Background
MDIC recognizes that cybersecurity is vital to the healthcare sector. Cybersecurity threats can have a debilitating effect on security, privacy, public health and safety. As such, MDIC is focused on making meaningful contributions to advance cybersecurity as it relates to medical devices.
The U.S. Food and Drug Administration’s (FDA) Center for Devices and Radiological Health (CDRH) has issued guidance to address cybersecurity as part of their ongoing effort to ensure safety and effectiveness of medical devices across their lifecycle.
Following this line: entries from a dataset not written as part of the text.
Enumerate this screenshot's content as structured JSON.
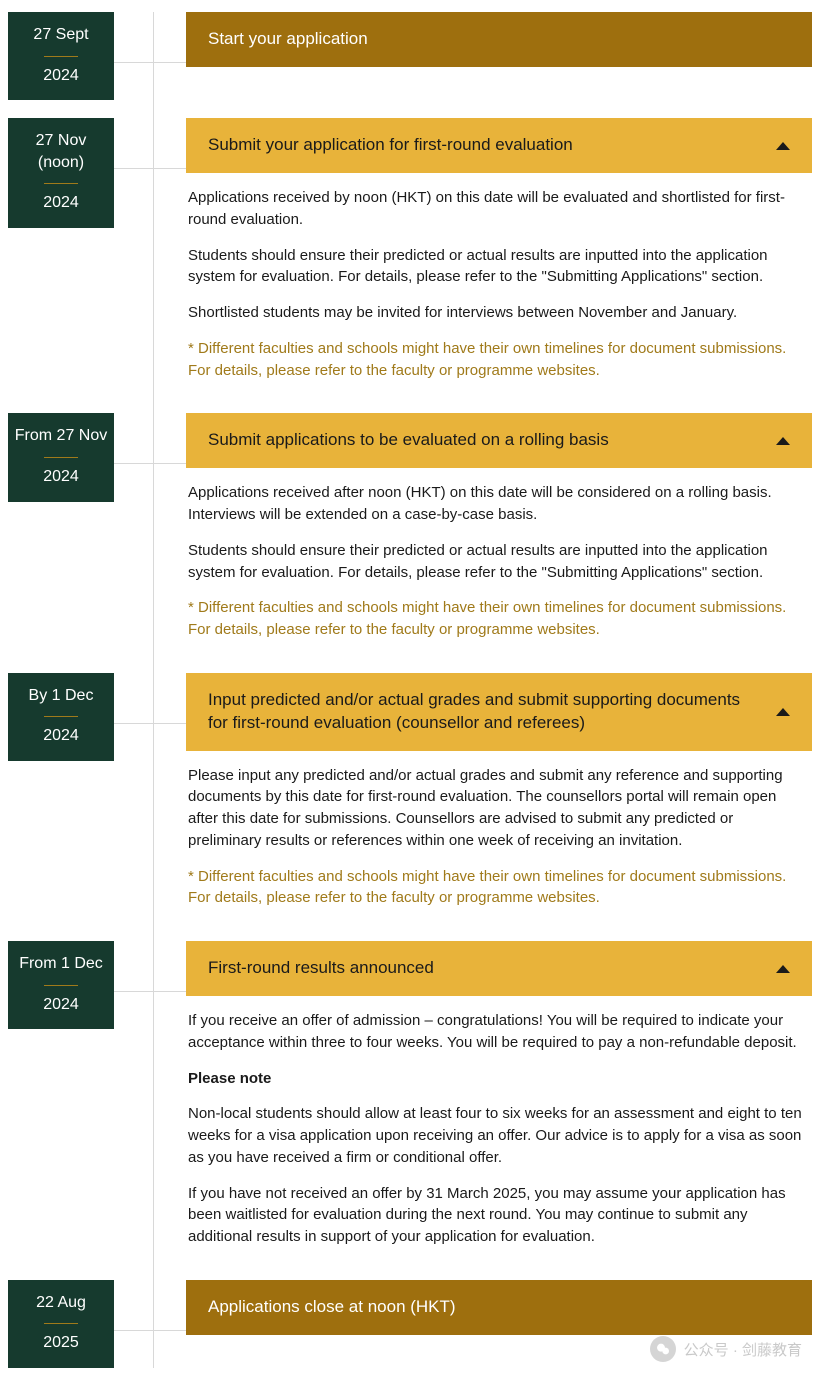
{
  "colors": {
    "date_bg": "#163a2e",
    "date_text": "#ffffff",
    "date_sep": "#a07a1a",
    "vline": "#d8d8d8",
    "header_plain_bg": "#9e6f0e",
    "header_plain_text": "#ffffff",
    "header_expanded_bg": "#e8b33a",
    "header_expanded_text": "#1a1a1a",
    "body_text": "#1a1a1a",
    "note_text": "#a07a1a"
  },
  "items": [
    {
      "date_line1": "27 Sept",
      "year": "2024",
      "header_style": "plain",
      "title": "Start your application",
      "expandable": false,
      "paragraphs": []
    },
    {
      "date_line1": "27 Nov (noon)",
      "year": "2024",
      "header_style": "expanded",
      "title": "Submit your application for first-round evaluation",
      "expandable": true,
      "paragraphs": [
        {
          "text": "Applications received by noon (HKT) on this date will be evaluated and shortlisted for first-round evaluation."
        },
        {
          "text": "Students should ensure their predicted or actual results are inputted into the application system for evaluation. For details, please refer to the \"Submitting Applications\" section."
        },
        {
          "text": "Shortlisted students may be invited for interviews between November and January."
        },
        {
          "text": "* Different faculties and schools might have their own timelines for document submissions. For details, please refer to the faculty or programme websites.",
          "note": true
        }
      ]
    },
    {
      "date_line1": "From 27 Nov",
      "year": "2024",
      "header_style": "expanded",
      "title": "Submit applications to be evaluated on a rolling basis",
      "expandable": true,
      "paragraphs": [
        {
          "text": "Applications received after noon (HKT) on this date will be considered on a rolling basis. Interviews will be extended on a case-by-case basis."
        },
        {
          "text": "Students should ensure their predicted or actual results are inputted into the application system for evaluation. For details, please refer to the \"Submitting Applications\" section."
        },
        {
          "text": "* Different faculties and schools might have their own timelines for document submissions. For details, please refer to the faculty or programme websites.",
          "note": true
        }
      ]
    },
    {
      "date_line1": "By 1 Dec",
      "year": "2024",
      "header_style": "expanded",
      "title": "Input predicted and/or actual grades and submit supporting documents for first-round evaluation (counsellor and referees)",
      "expandable": true,
      "paragraphs": [
        {
          "text": "Please input any predicted and/or actual grades and submit any reference and supporting documents by this date for first-round evaluation. The counsellors portal will remain open after this date for submissions. Counsellors are advised to submit any predicted or preliminary results or references within one week of receiving an invitation."
        },
        {
          "text": "* Different faculties and schools might have their own timelines for document submissions. For details, please refer to the faculty or programme websites.",
          "note": true
        }
      ]
    },
    {
      "date_line1": "From 1 Dec",
      "year": "2024",
      "header_style": "expanded",
      "title": "First-round results announced",
      "expandable": true,
      "paragraphs": [
        {
          "text": "If you receive an offer of admission – congratulations! You will be required to indicate your acceptance within three to four weeks. You will be required to pay a non-refundable deposit."
        },
        {
          "text": "Please note",
          "bold": true
        },
        {
          "text": "Non-local students should allow at least four to six weeks for an assessment and eight to ten weeks for a visa application upon receiving an offer. Our advice is to apply for a visa as soon as you have received a firm or conditional offer."
        },
        {
          "text": "If you have not received an offer by 31 March 2025, you may assume your application has been waitlisted for evaluation during the next round. You may continue to submit any additional results in support of your application for evaluation."
        }
      ]
    },
    {
      "date_line1": "22 Aug",
      "year": "2025",
      "header_style": "plain",
      "title": "Applications close at noon (HKT)",
      "expandable": false,
      "paragraphs": []
    }
  ],
  "watermark": {
    "text": "公众号 · 剑藤教育"
  }
}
It is recommended that manufacturers build risk management programs that span premarket from early design, through development of products, and into the post market environment.
A roadmap for manufacturers exists as the MedTech Joint Security Plan (JSP) and its Maturity Model Metrics, which allow any organization to assess and implement the following:
· Organizational Structure
· Risk Management
· Design Control
· Compliant Handling
The MedTech Joint Security Plan uses CMMI—Capability Maturity Model Integration—to define how the maturity of cybersecurity capabilities throughout the lifecycle of medical technology is measured—through design, development and maintenance.
Some medical device manufacturers have implemented cybersecurity programs derived from the JSP. MDIC believes that the JSP is a helpful resource in establishing cybersecurity capabilities such as security design requirements, risk assessment, testing, vulnerability disclosures and customer security documentation.